May. 24 2011 07:33 AM
Andrew Kent from Brooklyn, NY

This law is needed and long overdue, especially in congested spaces like pedestrian malls, boardwalks, and vest-pocket parks. But will the law be enforced or, perhaps even worse than non-enforcement, enforced selectively? Clearly, any perceived "right" of smokers to smoke is trumped by the fundamental right of non-smokers to breathe, and this law will, in the long run, save lives and prolong health. But, if people can get away with smoking in restricted areas, many will, so the police and Parks Enforcement personnel are going to have their hands full giving teeth to this new and necessary advancement in public policy.
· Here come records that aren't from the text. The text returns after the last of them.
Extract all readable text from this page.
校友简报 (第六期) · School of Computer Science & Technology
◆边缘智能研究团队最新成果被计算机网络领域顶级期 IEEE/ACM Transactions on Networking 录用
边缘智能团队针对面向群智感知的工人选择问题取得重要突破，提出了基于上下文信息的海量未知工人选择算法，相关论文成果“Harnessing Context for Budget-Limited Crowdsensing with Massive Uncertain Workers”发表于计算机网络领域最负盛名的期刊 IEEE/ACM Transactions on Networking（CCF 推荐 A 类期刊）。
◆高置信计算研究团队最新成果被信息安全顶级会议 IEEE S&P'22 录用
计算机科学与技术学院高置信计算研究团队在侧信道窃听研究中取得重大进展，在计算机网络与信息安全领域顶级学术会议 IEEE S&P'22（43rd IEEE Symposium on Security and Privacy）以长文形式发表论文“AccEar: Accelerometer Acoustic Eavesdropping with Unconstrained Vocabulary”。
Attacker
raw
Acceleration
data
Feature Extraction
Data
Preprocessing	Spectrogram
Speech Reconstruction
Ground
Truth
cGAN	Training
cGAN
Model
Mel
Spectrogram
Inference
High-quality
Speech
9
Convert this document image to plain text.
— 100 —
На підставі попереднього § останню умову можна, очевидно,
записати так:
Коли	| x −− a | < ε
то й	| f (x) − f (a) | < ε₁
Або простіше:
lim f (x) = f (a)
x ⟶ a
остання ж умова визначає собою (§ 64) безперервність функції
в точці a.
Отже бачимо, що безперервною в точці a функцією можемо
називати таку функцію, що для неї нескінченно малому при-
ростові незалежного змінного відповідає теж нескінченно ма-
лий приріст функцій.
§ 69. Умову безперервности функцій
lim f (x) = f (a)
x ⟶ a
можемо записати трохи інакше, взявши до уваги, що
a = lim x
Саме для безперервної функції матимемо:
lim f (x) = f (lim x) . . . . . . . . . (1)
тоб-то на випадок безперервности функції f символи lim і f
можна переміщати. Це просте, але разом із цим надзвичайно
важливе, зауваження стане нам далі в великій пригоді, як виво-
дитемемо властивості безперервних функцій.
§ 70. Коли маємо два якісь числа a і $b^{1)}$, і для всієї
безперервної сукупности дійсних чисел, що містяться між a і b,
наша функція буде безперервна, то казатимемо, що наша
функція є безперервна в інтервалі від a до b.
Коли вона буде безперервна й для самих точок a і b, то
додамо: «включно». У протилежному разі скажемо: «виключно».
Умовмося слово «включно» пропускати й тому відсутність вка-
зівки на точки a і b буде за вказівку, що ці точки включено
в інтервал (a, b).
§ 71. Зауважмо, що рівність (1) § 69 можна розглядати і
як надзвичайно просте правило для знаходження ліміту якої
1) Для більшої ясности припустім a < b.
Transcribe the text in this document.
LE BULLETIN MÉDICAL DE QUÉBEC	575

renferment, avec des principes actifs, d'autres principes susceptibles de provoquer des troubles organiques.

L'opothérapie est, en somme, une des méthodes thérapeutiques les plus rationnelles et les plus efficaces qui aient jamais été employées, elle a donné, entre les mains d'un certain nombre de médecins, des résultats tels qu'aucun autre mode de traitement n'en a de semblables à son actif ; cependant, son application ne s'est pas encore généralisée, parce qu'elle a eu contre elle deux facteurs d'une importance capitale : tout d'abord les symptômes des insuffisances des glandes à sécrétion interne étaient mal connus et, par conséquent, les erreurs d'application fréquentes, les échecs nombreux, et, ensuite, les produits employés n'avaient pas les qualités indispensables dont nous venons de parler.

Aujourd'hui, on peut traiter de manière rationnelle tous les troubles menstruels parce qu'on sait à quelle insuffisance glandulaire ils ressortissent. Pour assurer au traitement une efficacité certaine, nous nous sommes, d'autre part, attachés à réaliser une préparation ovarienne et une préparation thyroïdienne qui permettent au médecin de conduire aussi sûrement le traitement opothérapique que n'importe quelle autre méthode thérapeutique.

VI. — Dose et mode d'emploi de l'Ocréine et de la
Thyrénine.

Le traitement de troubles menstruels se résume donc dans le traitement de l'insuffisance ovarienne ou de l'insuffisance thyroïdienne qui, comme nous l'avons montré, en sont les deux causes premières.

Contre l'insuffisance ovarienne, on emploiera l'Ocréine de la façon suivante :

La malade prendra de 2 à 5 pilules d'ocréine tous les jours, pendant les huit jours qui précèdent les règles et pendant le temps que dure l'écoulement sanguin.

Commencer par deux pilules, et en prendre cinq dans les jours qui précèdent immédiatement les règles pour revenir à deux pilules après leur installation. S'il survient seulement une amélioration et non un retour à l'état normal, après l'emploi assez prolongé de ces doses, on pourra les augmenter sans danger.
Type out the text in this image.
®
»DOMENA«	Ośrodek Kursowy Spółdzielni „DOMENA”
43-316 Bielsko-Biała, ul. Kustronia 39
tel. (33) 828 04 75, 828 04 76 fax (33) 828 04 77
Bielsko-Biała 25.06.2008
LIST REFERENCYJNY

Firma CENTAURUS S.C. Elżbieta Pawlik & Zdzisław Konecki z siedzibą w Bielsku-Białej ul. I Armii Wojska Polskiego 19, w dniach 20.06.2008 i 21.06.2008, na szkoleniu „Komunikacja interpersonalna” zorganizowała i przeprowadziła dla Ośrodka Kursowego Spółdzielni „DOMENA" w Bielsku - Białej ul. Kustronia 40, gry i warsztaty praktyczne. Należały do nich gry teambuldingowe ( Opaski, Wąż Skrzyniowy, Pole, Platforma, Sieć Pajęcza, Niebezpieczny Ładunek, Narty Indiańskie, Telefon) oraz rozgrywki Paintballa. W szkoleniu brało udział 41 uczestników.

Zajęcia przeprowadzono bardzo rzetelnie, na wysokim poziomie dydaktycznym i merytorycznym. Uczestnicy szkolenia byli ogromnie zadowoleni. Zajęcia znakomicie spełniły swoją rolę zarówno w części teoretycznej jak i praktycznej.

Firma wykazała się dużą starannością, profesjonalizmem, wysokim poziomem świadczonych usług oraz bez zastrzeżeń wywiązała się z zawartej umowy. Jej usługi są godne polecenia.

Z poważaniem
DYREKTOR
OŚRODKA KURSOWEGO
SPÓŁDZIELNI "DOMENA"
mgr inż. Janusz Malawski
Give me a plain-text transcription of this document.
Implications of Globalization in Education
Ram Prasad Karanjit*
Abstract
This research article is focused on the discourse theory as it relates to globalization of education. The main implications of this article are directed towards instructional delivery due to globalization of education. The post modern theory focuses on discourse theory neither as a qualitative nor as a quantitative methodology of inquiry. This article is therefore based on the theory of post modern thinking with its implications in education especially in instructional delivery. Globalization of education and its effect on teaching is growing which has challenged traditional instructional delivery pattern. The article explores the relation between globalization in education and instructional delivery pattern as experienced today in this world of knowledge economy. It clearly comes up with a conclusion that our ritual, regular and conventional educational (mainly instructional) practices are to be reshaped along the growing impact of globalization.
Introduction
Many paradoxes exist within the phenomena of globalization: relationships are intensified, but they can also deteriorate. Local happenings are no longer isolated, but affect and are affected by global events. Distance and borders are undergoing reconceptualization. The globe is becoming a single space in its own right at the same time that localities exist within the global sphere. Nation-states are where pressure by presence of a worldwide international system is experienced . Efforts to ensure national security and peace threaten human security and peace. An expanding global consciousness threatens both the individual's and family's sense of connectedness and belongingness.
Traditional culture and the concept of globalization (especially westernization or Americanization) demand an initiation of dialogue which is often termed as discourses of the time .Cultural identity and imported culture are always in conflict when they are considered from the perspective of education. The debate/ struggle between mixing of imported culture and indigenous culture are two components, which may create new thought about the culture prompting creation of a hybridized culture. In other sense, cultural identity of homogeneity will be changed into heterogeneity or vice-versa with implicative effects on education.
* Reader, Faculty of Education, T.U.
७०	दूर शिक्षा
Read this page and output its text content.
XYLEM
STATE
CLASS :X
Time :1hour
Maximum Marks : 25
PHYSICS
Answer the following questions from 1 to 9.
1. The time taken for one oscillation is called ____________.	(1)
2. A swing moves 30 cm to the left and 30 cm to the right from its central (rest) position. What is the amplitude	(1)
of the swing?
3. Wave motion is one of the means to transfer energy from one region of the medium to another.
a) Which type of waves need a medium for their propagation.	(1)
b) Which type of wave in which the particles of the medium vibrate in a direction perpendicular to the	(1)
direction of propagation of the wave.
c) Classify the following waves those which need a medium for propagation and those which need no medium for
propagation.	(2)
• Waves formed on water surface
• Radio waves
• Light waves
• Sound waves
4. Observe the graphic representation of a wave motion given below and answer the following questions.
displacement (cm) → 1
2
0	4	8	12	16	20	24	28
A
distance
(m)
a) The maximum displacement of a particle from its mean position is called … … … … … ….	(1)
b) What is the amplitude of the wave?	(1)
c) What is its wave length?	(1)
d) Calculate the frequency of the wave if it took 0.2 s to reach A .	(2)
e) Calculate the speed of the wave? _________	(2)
But the suggestion that New Yorkers confront violators can be problematic, as many smokers are already suffering from a form of mental illness, as well as a physical addiction, and could react angrily or even violently. Better to photograph or videotape them and post the results on Facebook or YouTube. There is no expectation of privacy in a public place, and the non-commercial use of such pix and videos, especially of violators breaking the law, does not require the subjects' permission. Maybe when they, and their non-smoking friends, neighbors,and relatives, see them caught in the act of being a dork, the offenders will get the hint. In life, as in politics, embarassing the guilty is the sincerest form of criticism.

May. 23 2011 05:31 PM
Aaron from Brooklyn

If the city cares so much about public health, how about tightening fuel emission standards within the city? The truck exhaust that so often makes its way into my bedroom window concerns me more than someone having a cigarette in the park.

May. 23 2011 03:59 PM
Prasad from NJ

I think like every coin it has two sides and pros and cons. Its also important how it followed by people and how it is enforced. I agree that there may be few other things we may ban from public place but we have to start somehwere and I personally feel this might be step in right direction. I defennitely feed bad for few people as they might have to adjust to this and might feel offended about it but in long run I think I think it will help them.

May. 23 2011 03:30 PM
Tom from LI

Next, I'm sickened watching fat people eating in public. Can we stop that too..?

May. 23 2011 03:10 PM
Anna from Rutherford, NJ

While I understand the concerns that people have regarding the hazards of second-hand smoke, I feel that this ban is a little ridiculous. Seems to me like local government found another way to make money through fines while screwing us out of our civil liberties. Who needs free will, common sense, and better judgement when you have the higher-ups telling us what to do?

May. 23 2011 02:33 PM
Gianluca from East Village

As a non-smoker I have never been bothered by people smoking out-doors. Much a to-do about nothing. It's out doors for-heavens-sake. If Bloomburg is really worried about air quality, how about converting NYC to electric buses and trading his SUV for an economy vehicle.

May. 23 2011 02:22 PM
Marc from New Brunswick, NJ

This is a very important public health victory for NYC. It not only protects non-smokers from carcinogenic cigarette smoke, but sends a message to kids that smoking is unacceptable. I hope NJ follows suit!

May. 23 2011 11:51 AM
amy mcnamara from Brooklyn

Thank heavens! The smokers say "walk away," but there's no escaping the drift of smoke. My neighbor smokes out her window and it fills our bedroom, and our kids' bedrooms every night. So much for enjoying the spring breeze.

May. 23 2011 11:08 AM
alessandro spinillo from madrid spain

Terrific news indeed, a good example to be followed across Europe. A good example for children too.